Student 1…..Jonah Hill
Student 2…..Pete Davidson
Student 3…..Aidy Bryant[ Image of outside a high school. The marquee reads “Madison High School” and “Homecoming Next Saturday.” The bell rings. ]
Teacher voiceover: Whoa! [ There is loud thump noise and a group of students gasping. ] [ Cut to the classroom where the teacher is on the floor lying on her side. ]
Teacher: Ha, ha, ha. Teacher fell down.
Student 1: Are you okay?
Student 3: Yeah, ‘cause you really fell down there.
Student 2: Yo, you need like help?
Teacher: No, no. It’s too late for that. Teacher’s on the ground. Like a silly little girl. Well, I’m not a little girl, and I didn’t fall.
Student 1: Yes, you did. Do you wanna like get up, though?
Teacher: No, no. We’re staying in this. ‘Cause, I’ve got a hunch, and I’m not a psychologist.
Student 2: Yo, this is Driver’s Ed.
Teacher: But maybe you’re laughing, ‘cause you’re afraid. Teacher’s on the ground. Everything’s different. Are we okay?
Student 3: Yeah, we’re good. But, are you okay?
Teacher: Oh, ‘cause I tripped. ‘Cause I was teaching too fast. You remember how fast it was?
Student 1: Nah, I think it was just cuz you didn’t realize your shoes were heelys.
Teacher: Say, honey, what now?
Student 2: Uh, heelys are sneakers with wheels in them.
Teacher: Impossible! This is all funny now, but it’s not gonna be funny if it turns out I have two broken legs. And I’m in a full bottom mermaid cast. Wheeled around in a trash bin, covered head to toe in the stinky trash. That’s not funny. Spaghetti in my hair.
Student 1: I think that is funny.
Teacher: Alright, you, you laugh it up. Laugh away like this is some episode of Friend.
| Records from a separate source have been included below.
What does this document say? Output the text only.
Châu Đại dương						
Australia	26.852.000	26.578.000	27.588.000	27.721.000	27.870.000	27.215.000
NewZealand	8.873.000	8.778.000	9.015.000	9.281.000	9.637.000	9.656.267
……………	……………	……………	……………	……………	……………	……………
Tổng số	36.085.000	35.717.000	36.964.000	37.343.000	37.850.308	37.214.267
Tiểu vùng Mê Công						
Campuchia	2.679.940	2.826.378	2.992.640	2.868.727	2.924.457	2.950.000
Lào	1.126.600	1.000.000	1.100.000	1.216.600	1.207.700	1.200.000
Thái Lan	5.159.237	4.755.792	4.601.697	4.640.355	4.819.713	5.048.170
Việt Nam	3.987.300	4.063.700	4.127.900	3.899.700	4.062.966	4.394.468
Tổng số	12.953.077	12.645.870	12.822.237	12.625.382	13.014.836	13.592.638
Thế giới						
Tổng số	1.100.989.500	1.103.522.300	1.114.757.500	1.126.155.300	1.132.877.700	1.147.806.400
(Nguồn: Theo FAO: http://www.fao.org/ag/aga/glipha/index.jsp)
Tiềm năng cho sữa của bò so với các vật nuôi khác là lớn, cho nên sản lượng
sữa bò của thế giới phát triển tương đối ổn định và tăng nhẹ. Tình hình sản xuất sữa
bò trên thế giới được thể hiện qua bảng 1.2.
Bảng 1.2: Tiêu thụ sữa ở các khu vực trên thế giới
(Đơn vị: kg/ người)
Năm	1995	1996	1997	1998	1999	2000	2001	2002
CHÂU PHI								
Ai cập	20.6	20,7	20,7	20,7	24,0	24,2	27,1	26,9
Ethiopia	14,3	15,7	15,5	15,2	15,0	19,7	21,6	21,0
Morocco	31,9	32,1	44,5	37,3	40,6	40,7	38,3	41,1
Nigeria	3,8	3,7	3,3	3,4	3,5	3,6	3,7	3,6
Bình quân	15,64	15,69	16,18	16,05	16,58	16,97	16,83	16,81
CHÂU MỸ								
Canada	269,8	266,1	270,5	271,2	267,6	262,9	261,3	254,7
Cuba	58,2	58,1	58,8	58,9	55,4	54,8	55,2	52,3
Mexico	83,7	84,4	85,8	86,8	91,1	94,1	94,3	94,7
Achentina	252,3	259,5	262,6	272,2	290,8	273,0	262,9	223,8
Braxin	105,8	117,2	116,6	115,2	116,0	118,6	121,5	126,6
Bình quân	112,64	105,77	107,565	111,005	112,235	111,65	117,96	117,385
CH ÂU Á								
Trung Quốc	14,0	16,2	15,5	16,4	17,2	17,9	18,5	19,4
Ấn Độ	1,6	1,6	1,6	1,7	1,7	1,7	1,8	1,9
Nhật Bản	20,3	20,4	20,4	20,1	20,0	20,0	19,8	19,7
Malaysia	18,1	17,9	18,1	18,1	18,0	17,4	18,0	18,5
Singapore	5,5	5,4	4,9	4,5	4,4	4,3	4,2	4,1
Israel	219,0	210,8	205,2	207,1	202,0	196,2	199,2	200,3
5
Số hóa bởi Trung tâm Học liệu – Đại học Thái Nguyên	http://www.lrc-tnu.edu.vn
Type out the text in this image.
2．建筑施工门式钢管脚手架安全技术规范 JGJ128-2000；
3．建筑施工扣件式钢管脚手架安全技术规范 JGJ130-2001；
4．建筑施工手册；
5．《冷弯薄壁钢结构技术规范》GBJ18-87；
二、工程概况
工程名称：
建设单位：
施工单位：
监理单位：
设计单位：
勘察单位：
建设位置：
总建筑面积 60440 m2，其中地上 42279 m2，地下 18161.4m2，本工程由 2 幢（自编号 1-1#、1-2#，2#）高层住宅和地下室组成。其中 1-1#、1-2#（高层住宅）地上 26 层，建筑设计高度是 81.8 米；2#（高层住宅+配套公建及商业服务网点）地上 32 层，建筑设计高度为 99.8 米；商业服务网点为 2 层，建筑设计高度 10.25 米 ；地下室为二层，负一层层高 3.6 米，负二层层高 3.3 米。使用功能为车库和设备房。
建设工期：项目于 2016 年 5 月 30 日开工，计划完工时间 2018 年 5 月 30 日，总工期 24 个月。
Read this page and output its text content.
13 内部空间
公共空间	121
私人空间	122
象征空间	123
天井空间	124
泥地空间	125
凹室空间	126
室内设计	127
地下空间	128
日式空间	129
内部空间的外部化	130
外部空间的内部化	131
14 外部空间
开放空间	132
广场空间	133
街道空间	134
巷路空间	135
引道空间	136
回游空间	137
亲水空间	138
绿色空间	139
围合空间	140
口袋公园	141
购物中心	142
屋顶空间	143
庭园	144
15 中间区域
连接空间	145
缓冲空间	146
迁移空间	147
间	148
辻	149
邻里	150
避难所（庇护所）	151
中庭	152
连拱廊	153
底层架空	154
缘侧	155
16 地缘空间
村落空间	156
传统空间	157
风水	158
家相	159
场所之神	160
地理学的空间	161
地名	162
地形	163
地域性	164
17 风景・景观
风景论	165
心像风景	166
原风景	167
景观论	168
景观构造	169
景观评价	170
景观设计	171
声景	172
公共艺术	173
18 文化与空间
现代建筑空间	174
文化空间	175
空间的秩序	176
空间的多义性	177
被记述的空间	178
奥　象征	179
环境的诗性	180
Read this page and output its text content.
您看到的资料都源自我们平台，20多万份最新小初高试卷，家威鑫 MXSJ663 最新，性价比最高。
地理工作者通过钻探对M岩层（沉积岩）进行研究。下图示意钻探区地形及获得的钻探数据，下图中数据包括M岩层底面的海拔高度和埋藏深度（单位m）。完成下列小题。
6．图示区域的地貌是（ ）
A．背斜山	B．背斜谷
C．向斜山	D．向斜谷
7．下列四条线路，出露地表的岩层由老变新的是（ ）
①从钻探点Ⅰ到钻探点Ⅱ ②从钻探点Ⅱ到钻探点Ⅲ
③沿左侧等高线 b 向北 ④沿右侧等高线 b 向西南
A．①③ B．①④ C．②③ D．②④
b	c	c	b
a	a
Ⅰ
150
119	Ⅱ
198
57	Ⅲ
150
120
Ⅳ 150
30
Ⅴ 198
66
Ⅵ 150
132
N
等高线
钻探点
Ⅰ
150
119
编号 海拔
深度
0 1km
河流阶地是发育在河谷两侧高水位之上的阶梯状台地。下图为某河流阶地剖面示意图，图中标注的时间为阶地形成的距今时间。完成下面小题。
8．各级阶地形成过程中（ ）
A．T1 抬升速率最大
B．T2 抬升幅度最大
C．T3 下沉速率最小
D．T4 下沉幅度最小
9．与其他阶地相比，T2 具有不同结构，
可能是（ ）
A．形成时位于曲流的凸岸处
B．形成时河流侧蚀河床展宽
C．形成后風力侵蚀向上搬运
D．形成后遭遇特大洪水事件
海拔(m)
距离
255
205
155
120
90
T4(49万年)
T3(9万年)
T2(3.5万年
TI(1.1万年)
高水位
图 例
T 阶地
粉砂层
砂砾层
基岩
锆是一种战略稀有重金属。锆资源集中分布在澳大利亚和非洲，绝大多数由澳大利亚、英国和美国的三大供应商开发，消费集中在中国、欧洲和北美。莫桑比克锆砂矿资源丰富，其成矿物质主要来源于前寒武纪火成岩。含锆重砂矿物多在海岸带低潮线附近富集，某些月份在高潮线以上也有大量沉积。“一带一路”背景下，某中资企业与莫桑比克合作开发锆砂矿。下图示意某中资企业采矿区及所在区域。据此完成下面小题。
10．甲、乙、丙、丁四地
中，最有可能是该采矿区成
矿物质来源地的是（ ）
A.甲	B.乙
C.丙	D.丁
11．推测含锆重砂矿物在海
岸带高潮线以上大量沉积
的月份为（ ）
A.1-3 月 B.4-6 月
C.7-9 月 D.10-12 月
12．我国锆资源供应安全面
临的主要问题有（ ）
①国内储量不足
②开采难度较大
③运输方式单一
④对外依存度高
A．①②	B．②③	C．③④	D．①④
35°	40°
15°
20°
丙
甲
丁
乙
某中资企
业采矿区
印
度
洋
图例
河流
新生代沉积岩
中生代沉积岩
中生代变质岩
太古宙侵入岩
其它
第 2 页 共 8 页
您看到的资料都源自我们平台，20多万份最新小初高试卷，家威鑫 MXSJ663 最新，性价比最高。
Student 3: Do you mean Friends?
Teacher: I don’t know movies.
Student 1: [ He stands up from his desk and heads towards the teacher on the ground. ] I can’t take this, I have to help her.
Teacher: Halt! I can teach from the ground, can’t I? Yes, uh, let’s place our hands on the wheel. Okay, remember, how old are my kids? Ten and two. [ She motions placing her hands on the wheel but then falls over more. She places one finger on her nose. ] Oh. Oh my dear God. Teacher fell more.
Student 1: It’s honestly not that much different. You’re like three inches lower.
Teacher: God, I’m on the ground. Oh! I’m where I belong. They always said I was too frail. Said I wouldn’t live past three. And I wish I hadn’t.
Student 3: Oh no, don’t tell us stuff.
Teacher: You know I’ve fallen down before. Once, at my own wedding. And a thousand other times.
Student 1: Stop sharing.
Teacher: My ex-husband used to tell me, “Gail, you’re too weak. Gail, you’re too clumsy. Gail, those shoes have wheels”. Put that phone away!
Student 2: Yo, I’m calling the nurse.
Teacher: You know what? This is good. Film this. Film this. [ The screen cuts to a filming of the teacher on the ground. She is looking into the camera. ] Hello, hello. How does it feel to see teacher? Teacher who used to lord over you with such power, fallen down. Knowing you could get up and kick her. You can step on her. Come on now. Take a wiz on teacher. [ The filming ends. ]
Student 3: Oh my God.
Teacher: Get up you. Spit in my hair.
Student 1: Okay. [ He stands up, but Student grabs him to stop him. ]
Student 2 & 3: Nooo!!!
Student 1: But, she said to. [ He sits back down. ]
Teacher: Look at us. The world has gone topsy-turvy, and so have we. We’re all here we’re all laughing like cats. You oughta try it, falling down. You see the world differently down here. You realize how small we all are, and how big the floor is. Alright, I’ve learned my lesson. Someone help me up. [ She reaches for help but all of the students have left the desks, and she is alone in the classroom. ] Well, they’ve left. I guess school is over. And, what, would you look at that? [ She examines the underside of her shoe. ] There’s a wheel in my shoe. What?!